Sounds the same as working on the real deal! After a day of firing one of the 1:1s youll find greasy oily coal dust in places you never even knew could get dirty!


----------



## Dave -- Use Coal (Feb 19, 2008)

Me too. I have three coal fired engines and they take turns at Steaming at Steve's. On occassion a gas or alcohol engiine may also go with me to Steve's.


----------



## Steve S. (Jan 2, 2008)

Hello Dave. You are so into coal that I think it would be hard for you to run anything else...........................................


----------



## Dave -- Use Coal (Feb 19, 2008)

Steve S.,
One of these days you will take me up on the use of one of my engines and then ......................


----------



## afinegan (Jan 2, 2008)

The smaller the firebox is, the harder it is to run lol. 

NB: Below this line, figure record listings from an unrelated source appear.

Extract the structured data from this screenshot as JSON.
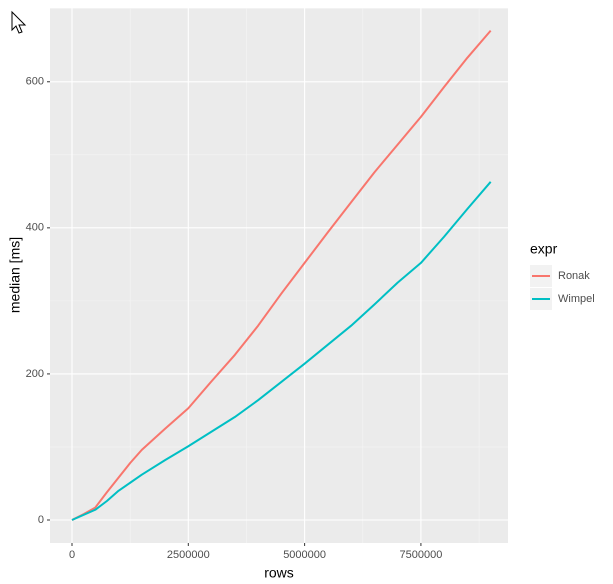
{
  "chart_data": {
    "type": "line",
    "x_label": "rows",
    "y_label": "median [ms]",
    "x": [
      0,
      250000,
      500000,
      750000,
      1000000,
      1250000,
      1500000,
      2000000,
      2500000,
      3000000,
      3500000,
      4000000,
      4500000,
      5000000,
      5500000,
      6000000,
      6500000,
      7000000,
      7500000,
      8000000,
      8500000,
      9000000
    ],
    "series": [
      {
        "name": "Ronak",
        "color": "#F8766D",
        "values": [
          0,
          8,
          17,
          38,
          58,
          78,
          96,
          125,
          153,
          190,
          226,
          266,
          310,
          352,
          394,
          435,
          476,
          514,
          552,
          593,
          633,
          670
        ]
      },
      {
        "name": "Wimpel",
        "color": "#00BFC4",
        "values": [
          0,
          7,
          14,
          26,
          40,
          51,
          62,
          82,
          101,
          121,
          141,
          164,
          189,
          214,
          240,
          266,
          295,
          325,
          352,
          388,
          426,
          463
        ]
      }
    ],
    "xlim": [
      -473000,
      9372000
    ],
    "ylim": [
      -31.5,
      701
    ],
    "xticks": [
      0,
      2500000,
      5000000,
      7500000
    ],
    "yticks": [
      0,
      200,
      400,
      600
    ],
    "grid": true,
    "legend_title": "expr",
    "legend_position": "right"
  }
}
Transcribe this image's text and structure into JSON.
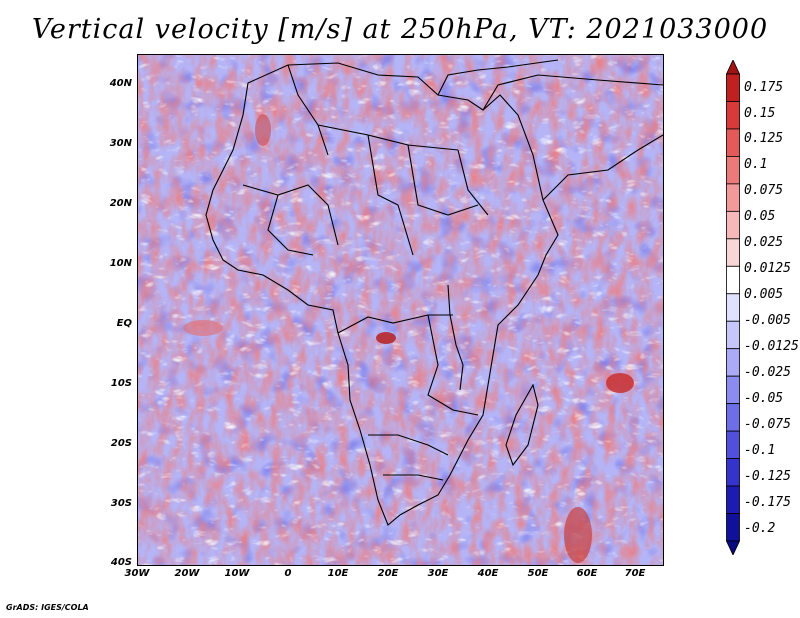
{
  "title": "Vertical velocity [m/s] at 250hPa, VT: 2021033000",
  "credit": "GrADS: IGES/COLA",
  "lat_labels": [
    "40N",
    "30N",
    "20N",
    "10N",
    "EQ",
    "10S",
    "20S",
    "30S",
    "40S"
  ],
  "lon_labels": [
    "30W",
    "20W",
    "10W",
    "0",
    "10E",
    "20E",
    "30E",
    "40E",
    "50E",
    "60E",
    "70E"
  ],
  "colorbar": {
    "labels": [
      "0.175",
      "0.15",
      "0.125",
      "0.1",
      "0.075",
      "0.05",
      "0.025",
      "0.0125",
      "0.005",
      "-0.005",
      "-0.0125",
      "-0.025",
      "-0.05",
      "-0.075",
      "-0.1",
      "-0.125",
      "-0.175",
      "-0.2"
    ],
    "colors": [
      "#a01414",
      "#c02020",
      "#d83a3a",
      "#e45a5a",
      "#ec7a7a",
      "#f29a9a",
      "#f6b8b8",
      "#f9d6d6",
      "#ffffff",
      "#e0e0ff",
      "#c6c6fb",
      "#aaaaf6",
      "#8c8cf0",
      "#6e6ee8",
      "#5050dc",
      "#3434cc",
      "#1c1cb4",
      "#10109a",
      "#0a0a80"
    ]
  }
}
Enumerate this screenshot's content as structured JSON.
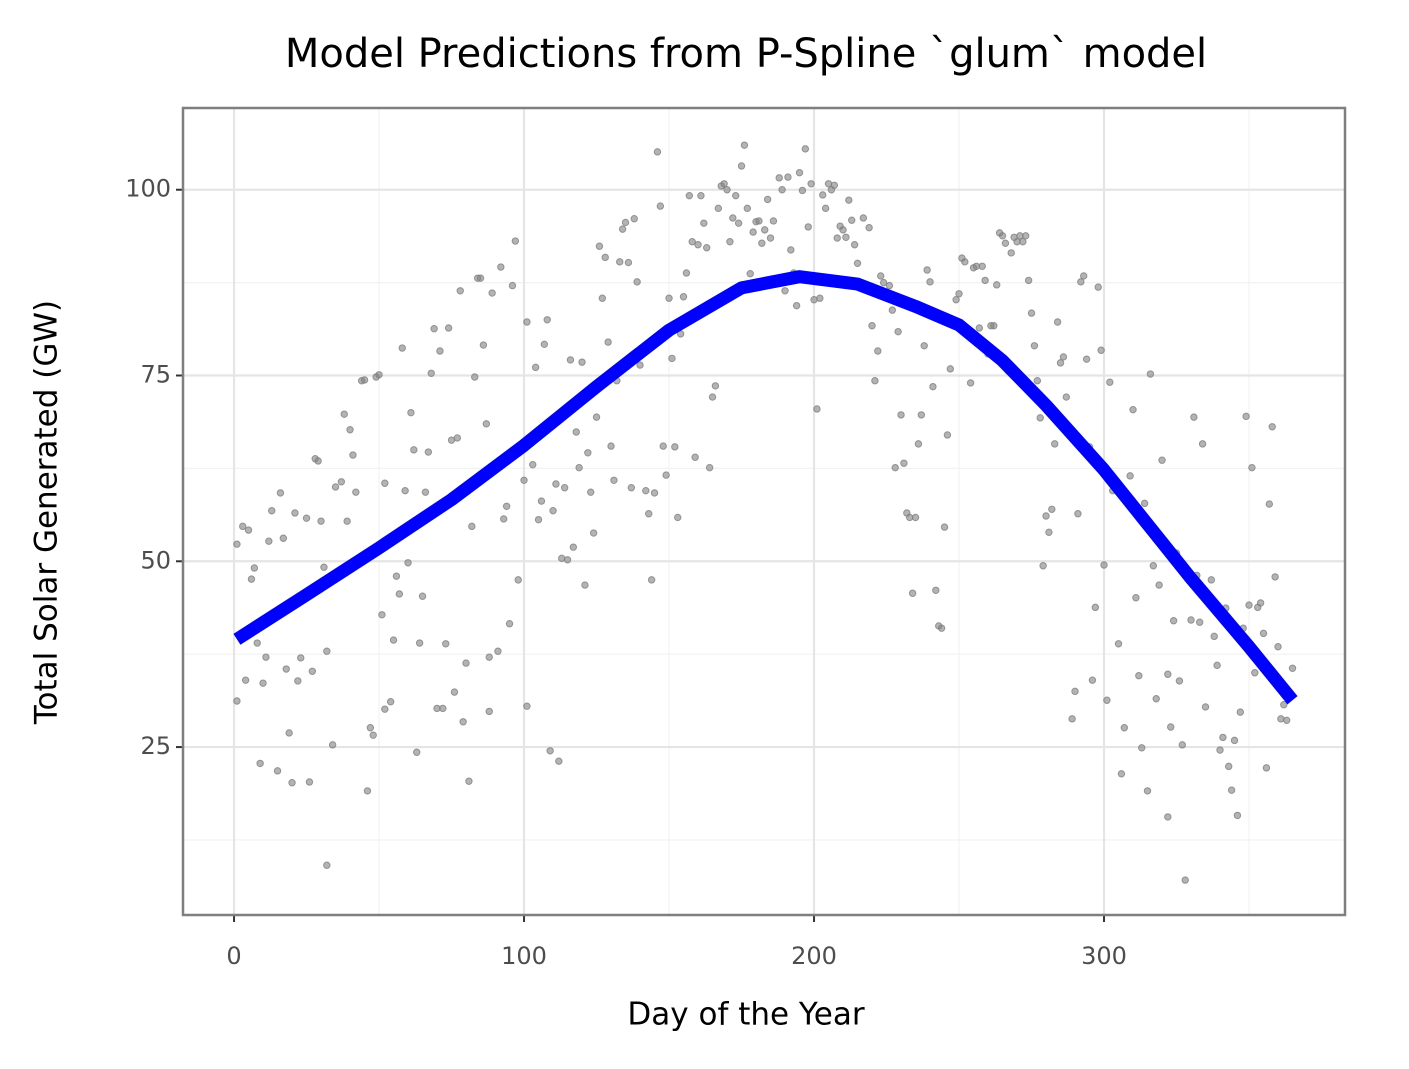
{
  "chart_data": {
    "type": "scatter",
    "title": "Model Predictions from P-Spline `glum` model",
    "x_label": "Day of the Year",
    "y_label": "Total Solar Generated (GW)",
    "xlim": [
      -17.6,
      383.1
    ],
    "ylim": [
      2.4,
      111.0
    ],
    "xticks": [
      0,
      100,
      200,
      300
    ],
    "yticks": [
      25,
      50,
      75,
      100
    ],
    "x_minor_ticks": [
      50,
      150,
      250,
      350
    ],
    "y_minor_ticks": [
      12.5,
      37.5,
      62.5,
      87.5
    ],
    "grid": true,
    "series": [
      {
        "type": "scatter",
        "color": "#808080",
        "x": [
          1,
          1,
          3,
          5,
          6,
          7,
          4,
          8,
          9,
          10,
          11,
          12,
          13,
          15,
          16,
          17,
          18,
          19,
          20,
          21,
          22,
          23,
          25,
          26,
          27,
          28,
          29,
          30,
          31,
          32,
          32,
          34,
          35,
          37,
          38,
          39,
          40,
          41,
          42,
          44,
          45,
          46,
          47,
          48,
          49,
          50,
          51,
          52,
          52,
          54,
          55,
          56,
          57,
          58,
          59,
          60,
          61,
          62,
          63,
          64,
          65,
          66,
          67,
          68,
          69,
          70,
          71,
          72,
          73,
          74,
          75,
          76,
          77,
          78,
          79,
          80,
          81,
          82,
          83,
          84,
          85,
          86,
          87,
          88,
          88,
          89,
          91,
          92,
          93,
          94,
          95,
          96,
          97,
          98,
          100,
          101,
          101,
          103,
          104,
          105,
          106,
          107,
          108,
          109,
          110,
          111,
          112,
          113,
          114,
          115,
          116,
          117,
          118,
          119,
          120,
          121,
          122,
          123,
          124,
          125,
          126,
          127,
          128,
          129,
          130,
          131,
          132,
          133,
          134,
          135,
          136,
          137,
          138,
          139,
          140,
          142,
          143,
          144,
          145,
          146,
          147,
          148,
          149,
          150,
          151,
          152,
          153,
          154,
          155,
          156,
          157,
          158,
          159,
          160,
          161,
          162,
          163,
          164,
          165,
          166,
          167,
          168,
          169,
          170,
          171,
          172,
          173,
          174,
          175,
          176,
          177,
          178,
          179,
          180,
          181,
          182,
          183,
          184,
          185,
          186,
          187,
          188,
          189,
          190,
          191,
          192,
          193,
          194,
          195,
          196,
          197,
          198,
          199,
          200,
          201,
          202,
          203,
          204,
          205,
          206,
          207,
          208,
          209,
          210,
          211,
          212,
          213,
          214,
          215,
          217,
          219,
          220,
          221,
          222,
          223,
          224,
          226,
          227,
          228,
          229,
          230,
          231,
          232,
          233,
          234,
          235,
          236,
          237,
          238,
          239,
          240,
          241,
          242,
          243,
          244,
          245,
          246,
          247,
          248,
          249,
          250,
          251,
          252,
          254,
          255,
          256,
          257,
          258,
          259,
          260,
          261,
          262,
          263,
          264,
          265,
          266,
          267,
          268,
          269,
          270,
          271,
          272,
          273,
          274,
          275,
          276,
          277,
          278,
          279,
          280,
          281,
          282,
          283,
          284,
          285,
          286,
          287,
          289,
          290,
          291,
          292,
          293,
          294,
          295,
          296,
          297,
          298,
          299,
          300,
          301,
          302,
          303,
          305,
          306,
          307,
          309,
          310,
          311,
          312,
          313,
          314,
          315,
          316,
          317,
          318,
          319,
          320,
          322,
          322,
          323,
          324,
          325,
          326,
          327,
          328,
          330,
          331,
          332,
          333,
          334,
          335,
          337,
          338,
          339,
          340,
          341,
          342,
          343,
          344,
          345,
          346,
          347,
          348,
          349,
          350,
          351,
          352,
          353,
          354,
          355,
          356,
          357,
          358,
          359,
          360,
          361,
          362,
          363,
          365
        ],
        "values": [
          31.2,
          52.3,
          54.7,
          54.2,
          47.6,
          49.1,
          34.0,
          39.0,
          22.8,
          33.6,
          37.1,
          52.7,
          56.8,
          21.8,
          59.2,
          53.1,
          35.5,
          26.9,
          20.2,
          56.5,
          33.9,
          37.0,
          55.8,
          20.3,
          35.2,
          63.8,
          63.5,
          55.4,
          49.2,
          37.9,
          9.1,
          25.3,
          60.0,
          60.7,
          69.8,
          55.4,
          67.7,
          64.3,
          59.3,
          74.3,
          74.4,
          19.1,
          27.6,
          26.6,
          74.8,
          75.1,
          42.8,
          60.5,
          30.1,
          31.1,
          39.4,
          48.0,
          45.6,
          78.7,
          59.5,
          49.8,
          70.0,
          65.0,
          24.3,
          39.0,
          45.3,
          59.3,
          64.7,
          75.3,
          81.3,
          30.2,
          78.3,
          30.2,
          38.9,
          81.4,
          66.3,
          32.4,
          66.6,
          86.4,
          28.4,
          36.3,
          20.4,
          54.7,
          74.8,
          88.1,
          88.1,
          79.1,
          68.5,
          29.8,
          37.1,
          86.1,
          37.9,
          89.6,
          55.7,
          57.4,
          41.6,
          87.1,
          93.1,
          47.5,
          60.9,
          82.2,
          30.5,
          63.0,
          76.1,
          55.6,
          58.1,
          79.2,
          82.5,
          24.5,
          56.8,
          60.4,
          23.1,
          50.4,
          59.9,
          50.2,
          77.1,
          51.9,
          67.4,
          62.6,
          76.8,
          46.8,
          64.6,
          59.3,
          53.8,
          69.4,
          92.4,
          85.4,
          90.9,
          79.5,
          65.5,
          60.9,
          74.3,
          90.3,
          94.7,
          95.6,
          90.2,
          59.9,
          96.1,
          87.6,
          76.4,
          59.5,
          56.4,
          47.5,
          59.2,
          105.1,
          97.8,
          65.5,
          61.6,
          85.4,
          77.3,
          65.4,
          55.9,
          80.6,
          85.6,
          88.8,
          99.2,
          93.0,
          64.0,
          92.6,
          99.2,
          95.5,
          92.2,
          62.6,
          72.1,
          73.6,
          97.5,
          100.5,
          100.8,
          100.0,
          93.0,
          96.2,
          99.2,
          95.5,
          103.2,
          106.0,
          97.5,
          88.7,
          94.3,
          95.7,
          95.8,
          92.8,
          94.6,
          98.7,
          93.5,
          95.8,
          87.5,
          101.6,
          100.0,
          86.4,
          101.7,
          91.9,
          88.8,
          84.4,
          102.3,
          99.9,
          105.5,
          95.0,
          100.8,
          85.2,
          70.5,
          85.4,
          99.3,
          97.5,
          100.8,
          100.0,
          100.6,
          93.5,
          95.1,
          94.6,
          93.6,
          98.6,
          95.9,
          92.6,
          90.1,
          96.2,
          94.9,
          81.7,
          74.3,
          78.3,
          88.4,
          87.5,
          87.1,
          83.8,
          62.6,
          80.9,
          69.7,
          63.2,
          56.5,
          55.9,
          45.7,
          55.9,
          65.8,
          69.7,
          79.0,
          89.2,
          87.6,
          73.5,
          46.1,
          41.3,
          41.0,
          54.6,
          67.0,
          75.9,
          82.5,
          85.2,
          86.0,
          90.8,
          90.3,
          74.0,
          89.5,
          89.7,
          81.4,
          89.7,
          87.8,
          77.9,
          81.7,
          81.7,
          87.2,
          94.2,
          93.8,
          92.8,
          75.6,
          91.5,
          93.6,
          93.0,
          93.8,
          93.0,
          93.8,
          87.8,
          83.4,
          79.0,
          74.3,
          69.3,
          49.4,
          56.1,
          53.9,
          57.0,
          65.8,
          82.2,
          76.7,
          77.5,
          72.1,
          28.8,
          32.5,
          56.4,
          87.6,
          88.4,
          77.2,
          65.4,
          34.0,
          43.8,
          86.9,
          78.4,
          49.5,
          31.3,
          74.1,
          59.5,
          38.9,
          21.4,
          27.6,
          61.5,
          70.4,
          45.1,
          34.6,
          24.9,
          57.8,
          19.1,
          75.2,
          49.4,
          31.5,
          46.8,
          63.6,
          34.8,
          15.6,
          27.7,
          42.0,
          51.1,
          33.9,
          25.3,
          7.1,
          42.1,
          69.4,
          48.1,
          41.8,
          65.8,
          30.4,
          47.5,
          39.9,
          36.0,
          24.6,
          26.3,
          43.7,
          22.4,
          19.2,
          25.9,
          15.8,
          29.7,
          41.0,
          69.5,
          44.1,
          62.6,
          35.0,
          43.8,
          44.4,
          40.3,
          22.2,
          57.7,
          68.1,
          47.9,
          38.5,
          28.8,
          30.7,
          28.6,
          35.6
        ]
      },
      {
        "type": "line",
        "color": "#0000ff",
        "x": [
          1,
          25,
          50,
          75,
          100,
          125,
          150,
          175,
          195,
          215,
          235,
          250,
          265,
          280,
          300,
          315,
          330,
          350,
          365
        ],
        "values": [
          39.5,
          45.5,
          51.8,
          58.3,
          65.6,
          73.5,
          81.1,
          86.8,
          88.3,
          87.3,
          84.3,
          81.8,
          77.0,
          71.0,
          62.3,
          55.0,
          47.7,
          38.5,
          31.3
        ]
      }
    ]
  }
}
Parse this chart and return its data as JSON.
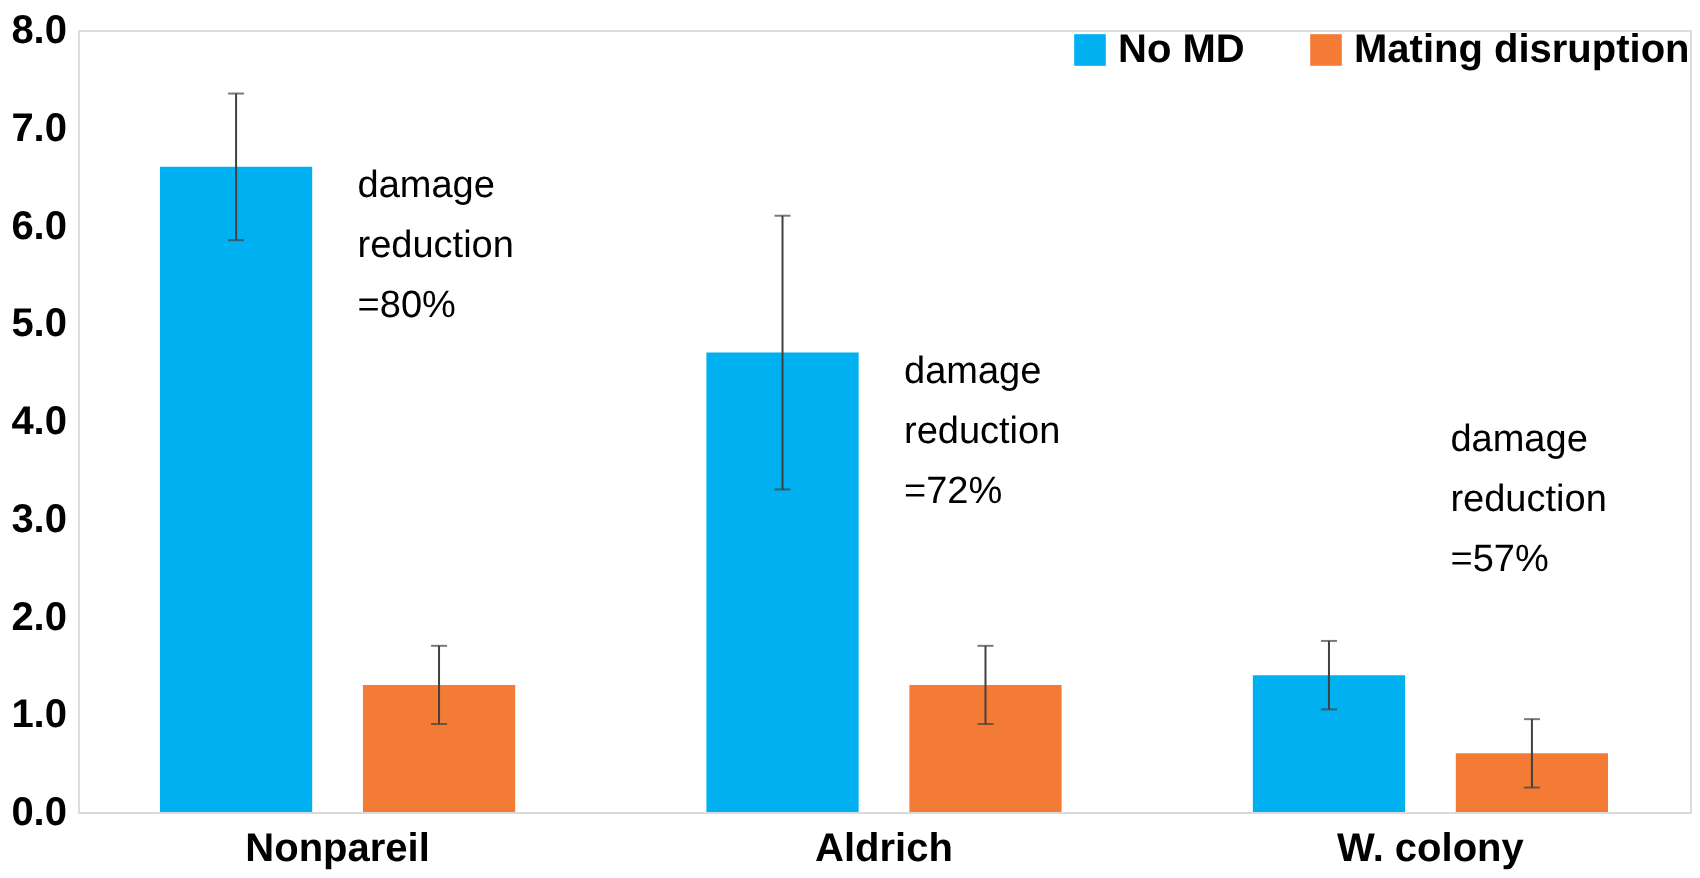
{
  "chart_data": {
    "type": "bar",
    "categories": [
      "Nonpareil",
      "Aldrich",
      "W. colony"
    ],
    "series": [
      {
        "name": "No MD",
        "color": "#00b0f0",
        "values": [
          6.6,
          4.7,
          1.4
        ],
        "errors": [
          0.75,
          1.4,
          0.35
        ]
      },
      {
        "name": "Mating disruption",
        "color": "#f47b35",
        "values": [
          1.3,
          1.3,
          0.6
        ],
        "errors": [
          0.4,
          0.4,
          0.35
        ]
      }
    ],
    "ylim": [
      0,
      8
    ],
    "yticks": [
      {
        "value": 0,
        "label": "0.0"
      },
      {
        "value": 1,
        "label": "1.0"
      },
      {
        "value": 2,
        "label": "2.0"
      },
      {
        "value": 3,
        "label": "3.0"
      },
      {
        "value": 4,
        "label": "4.0"
      },
      {
        "value": 5,
        "label": "5.0"
      },
      {
        "value": 6,
        "label": "6.0"
      },
      {
        "value": 7,
        "label": "7.0"
      },
      {
        "value": 8,
        "label": "8.0"
      }
    ],
    "annotations": [
      "damage\nreduction\n=80%",
      "damage\nreduction\n=72%",
      "damage\nreduction\n=57%"
    ],
    "grid": false,
    "legend": "top right"
  }
}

For some reason my coalfired ruby LOVES diamondhead hehe. I never quite got it to run as trouble free as I did there, they do have a soul. 
Could be that I just need to clean it a little bit better! (and stop adding in that bituminous coal that puts on such a great show out the smoke stack - but burns a little too fast, smokes my whole backyard up, weee) 
I need to make a video of it running on my new track, I just noticed I don't have any videos on my new track yet. 

All that preparation to run a live steam coal engine is 100% true!


----------



## ETSRRCo (Aug 19, 2008)

One of these days I'm gona get into this whole coal fired thing. Just gota find the right locomotive to convert.


----------



## artgibson (Jan 2, 2008)

I have found that the alcohol and the gas fired engines work better for me. Unless I can get the Johnson bar working properly I may have an Aster C-62 on the market.
It ran fine the first time Bill and Dave fired her up but since then I have not been sucessful at all.
I may give her one more chance and if doers not perforn, I'll send her to DH in January for some help.


----------



## Britstrains (Feb 24, 2008)

Hey Guys,
Thanks or all of the advice. I think that I will give it a try but I am not sure when. I am sorry that I was unable to make it to Dr. Rivets Steamup. Wish i could Have been there. I will see where i go from here before jumping in I will see if i can try one first. 
Thanks,
Brittany


----------